Production continual learning in PyTorch — three scenarios, five methods, complete benchmarks.
Read the full article → Continual Learning in PyTorch: A Practical Guide for ML Engineers
Part of the Production ML Engineering series — Article 07 of 15.
Most continual learning tutorials benchmark one method against one dataset and call it done. This repository benchmarks five methods across all three structurally distinct continual learning scenarios — task-incremental, domain-incremental, and class-incremental — with real benchmark numbers, complete PyTorch implementations, and 24 unit tests that verify the guarantees each method claims to provide.
The companion article covers what the code cannot: why scenario identification matters before method selection, when each method breaks down in production, and how the accuracy matrix tells you things that final accuracy never will.

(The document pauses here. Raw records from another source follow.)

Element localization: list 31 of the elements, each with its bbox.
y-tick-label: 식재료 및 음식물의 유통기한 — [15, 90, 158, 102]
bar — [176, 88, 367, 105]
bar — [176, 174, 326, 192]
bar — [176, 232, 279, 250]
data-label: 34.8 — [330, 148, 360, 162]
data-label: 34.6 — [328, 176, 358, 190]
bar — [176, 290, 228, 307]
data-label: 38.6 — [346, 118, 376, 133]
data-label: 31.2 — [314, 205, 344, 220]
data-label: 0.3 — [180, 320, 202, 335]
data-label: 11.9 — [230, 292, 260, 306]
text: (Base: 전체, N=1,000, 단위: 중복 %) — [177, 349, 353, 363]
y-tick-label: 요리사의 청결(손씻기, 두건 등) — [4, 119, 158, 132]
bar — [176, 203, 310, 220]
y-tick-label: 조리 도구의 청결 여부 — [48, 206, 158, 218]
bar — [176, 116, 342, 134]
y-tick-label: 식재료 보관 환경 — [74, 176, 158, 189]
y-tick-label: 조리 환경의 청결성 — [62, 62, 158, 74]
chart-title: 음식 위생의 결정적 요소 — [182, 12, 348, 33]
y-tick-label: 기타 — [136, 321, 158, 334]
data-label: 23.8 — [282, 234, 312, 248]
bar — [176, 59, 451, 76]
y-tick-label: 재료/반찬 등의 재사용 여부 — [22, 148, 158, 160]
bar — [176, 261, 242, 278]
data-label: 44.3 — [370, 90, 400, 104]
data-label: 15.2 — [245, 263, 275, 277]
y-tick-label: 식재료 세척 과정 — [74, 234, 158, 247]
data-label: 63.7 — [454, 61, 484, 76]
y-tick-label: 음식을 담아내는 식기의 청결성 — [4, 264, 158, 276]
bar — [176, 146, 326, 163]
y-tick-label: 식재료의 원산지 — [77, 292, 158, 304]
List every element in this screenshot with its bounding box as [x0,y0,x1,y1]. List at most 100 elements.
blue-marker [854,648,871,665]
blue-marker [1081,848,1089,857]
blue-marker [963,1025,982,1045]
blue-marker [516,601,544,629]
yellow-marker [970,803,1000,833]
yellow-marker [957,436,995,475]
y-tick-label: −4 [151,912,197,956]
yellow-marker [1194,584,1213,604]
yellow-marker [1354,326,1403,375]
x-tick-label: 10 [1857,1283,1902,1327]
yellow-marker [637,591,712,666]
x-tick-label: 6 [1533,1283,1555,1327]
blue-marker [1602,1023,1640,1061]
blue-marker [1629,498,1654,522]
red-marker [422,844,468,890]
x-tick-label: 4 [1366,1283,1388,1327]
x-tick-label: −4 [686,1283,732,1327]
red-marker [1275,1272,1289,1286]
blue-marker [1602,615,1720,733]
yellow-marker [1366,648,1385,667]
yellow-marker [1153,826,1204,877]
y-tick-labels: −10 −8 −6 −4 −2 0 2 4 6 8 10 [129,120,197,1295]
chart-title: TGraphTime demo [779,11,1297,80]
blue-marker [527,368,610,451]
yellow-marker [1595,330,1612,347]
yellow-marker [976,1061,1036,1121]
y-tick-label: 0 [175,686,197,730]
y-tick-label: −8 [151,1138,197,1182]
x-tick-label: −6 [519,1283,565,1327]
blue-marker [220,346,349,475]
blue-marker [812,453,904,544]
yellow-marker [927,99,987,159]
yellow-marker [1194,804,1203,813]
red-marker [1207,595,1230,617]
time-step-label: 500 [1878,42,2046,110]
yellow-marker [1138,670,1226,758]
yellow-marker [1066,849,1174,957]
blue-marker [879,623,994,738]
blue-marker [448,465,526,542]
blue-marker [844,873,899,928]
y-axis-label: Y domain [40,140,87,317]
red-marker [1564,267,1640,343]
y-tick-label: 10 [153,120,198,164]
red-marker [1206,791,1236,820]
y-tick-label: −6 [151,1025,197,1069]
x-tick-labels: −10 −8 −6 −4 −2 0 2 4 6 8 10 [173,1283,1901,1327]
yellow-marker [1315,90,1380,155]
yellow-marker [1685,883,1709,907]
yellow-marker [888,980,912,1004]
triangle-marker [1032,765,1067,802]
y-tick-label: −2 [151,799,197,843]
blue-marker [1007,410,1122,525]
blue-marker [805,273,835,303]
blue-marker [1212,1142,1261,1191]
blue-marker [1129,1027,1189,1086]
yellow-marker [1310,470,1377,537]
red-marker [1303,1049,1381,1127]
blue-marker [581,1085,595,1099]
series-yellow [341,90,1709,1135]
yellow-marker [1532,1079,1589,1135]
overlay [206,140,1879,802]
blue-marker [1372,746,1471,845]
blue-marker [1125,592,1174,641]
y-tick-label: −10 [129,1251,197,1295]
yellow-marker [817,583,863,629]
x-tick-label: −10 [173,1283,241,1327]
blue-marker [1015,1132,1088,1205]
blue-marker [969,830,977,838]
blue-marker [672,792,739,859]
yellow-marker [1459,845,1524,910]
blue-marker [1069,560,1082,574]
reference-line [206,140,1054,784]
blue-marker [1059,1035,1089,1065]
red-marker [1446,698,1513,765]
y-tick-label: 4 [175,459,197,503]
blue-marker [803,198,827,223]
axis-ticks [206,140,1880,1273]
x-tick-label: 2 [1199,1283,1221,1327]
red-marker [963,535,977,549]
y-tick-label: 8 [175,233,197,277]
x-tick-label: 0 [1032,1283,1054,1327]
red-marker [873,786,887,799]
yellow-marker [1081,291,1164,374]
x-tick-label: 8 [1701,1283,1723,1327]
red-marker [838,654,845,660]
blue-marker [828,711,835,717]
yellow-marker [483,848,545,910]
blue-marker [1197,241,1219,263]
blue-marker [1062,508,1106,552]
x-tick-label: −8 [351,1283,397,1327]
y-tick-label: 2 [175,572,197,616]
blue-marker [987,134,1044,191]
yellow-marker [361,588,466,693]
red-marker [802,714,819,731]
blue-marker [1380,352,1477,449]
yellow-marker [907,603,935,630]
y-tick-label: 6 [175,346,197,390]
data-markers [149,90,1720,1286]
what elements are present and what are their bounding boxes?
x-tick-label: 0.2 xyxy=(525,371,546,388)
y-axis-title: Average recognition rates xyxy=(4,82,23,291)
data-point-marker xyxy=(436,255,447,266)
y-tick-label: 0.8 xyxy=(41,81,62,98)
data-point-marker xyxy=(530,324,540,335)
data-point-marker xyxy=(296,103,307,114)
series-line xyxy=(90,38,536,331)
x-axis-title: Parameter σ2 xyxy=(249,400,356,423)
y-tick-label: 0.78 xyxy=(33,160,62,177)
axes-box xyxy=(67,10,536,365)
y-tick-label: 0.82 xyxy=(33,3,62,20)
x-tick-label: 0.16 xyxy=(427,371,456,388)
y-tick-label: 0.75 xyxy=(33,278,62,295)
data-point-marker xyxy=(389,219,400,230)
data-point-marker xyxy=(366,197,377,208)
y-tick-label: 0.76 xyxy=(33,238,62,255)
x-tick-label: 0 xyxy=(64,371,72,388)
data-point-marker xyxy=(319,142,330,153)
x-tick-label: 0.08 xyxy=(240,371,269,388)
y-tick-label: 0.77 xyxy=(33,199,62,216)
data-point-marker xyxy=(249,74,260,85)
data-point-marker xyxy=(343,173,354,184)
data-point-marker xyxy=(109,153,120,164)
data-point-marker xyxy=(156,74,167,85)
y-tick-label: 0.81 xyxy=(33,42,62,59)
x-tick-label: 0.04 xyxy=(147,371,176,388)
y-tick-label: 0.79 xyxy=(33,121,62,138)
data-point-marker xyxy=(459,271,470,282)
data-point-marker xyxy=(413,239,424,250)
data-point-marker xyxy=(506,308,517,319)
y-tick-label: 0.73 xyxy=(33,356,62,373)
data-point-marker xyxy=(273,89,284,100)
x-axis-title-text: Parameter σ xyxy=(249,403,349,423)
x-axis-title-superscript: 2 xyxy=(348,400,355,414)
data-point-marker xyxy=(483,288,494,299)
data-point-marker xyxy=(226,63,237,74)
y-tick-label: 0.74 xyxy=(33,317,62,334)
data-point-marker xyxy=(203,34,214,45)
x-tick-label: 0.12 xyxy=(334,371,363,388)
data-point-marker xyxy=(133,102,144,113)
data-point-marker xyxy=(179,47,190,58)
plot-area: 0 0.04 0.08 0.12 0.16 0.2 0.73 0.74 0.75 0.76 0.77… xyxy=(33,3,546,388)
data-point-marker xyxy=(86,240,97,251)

Documents → Scenario Dataset → CLTrainer → CLMetricsTracker → Benchmark Table
↑
NaiveTrainer | EWC | ExperienceReplay | GEM | PNNTrainer
Five components, one benchmark call:
| Component | Job |
|---|---|
models/architectures.py |
MultiHeadMLP, SingleHeadMLP, DomainMLP, ProgressiveNeuralNet |
methods/ |
NaiveTrainer, EWC, ExperienceReplay, GEM, PNNTrainer |
scenarios/datasets.py |
SplitMNIST, PermutedMNIST, SplitFashionMNIST, RotatedMNIST |
metrics/cl_metrics.py |
CLMetricsTracker → ACC, BWT, FWT, FM, accuracy matrix |
benchmarks/benchmark.py |
Four scenarios, all methods, formatted output tables |
git clone https://github.com/Emmimal/continual-learning.git
cd continual-learning
pip install -r requirements.txtRequirements:
torch>=2.0.0
torchvision>=0.15.0
numpy>=1.24.0
No other dependencies. All core functionality runs on the Python standard library + NumPy + PyTorch.
Task-incremental (task ID known at inference):
from models.architectures import MultiHeadMLP
from methods.ewc import EWC
from metrics.cl_metrics import CLMetricsTracker
from scenarios.datasets import get_split_mnist
train_loaders, test_loaders = get_split_mnist(batch_size=64, seed=42)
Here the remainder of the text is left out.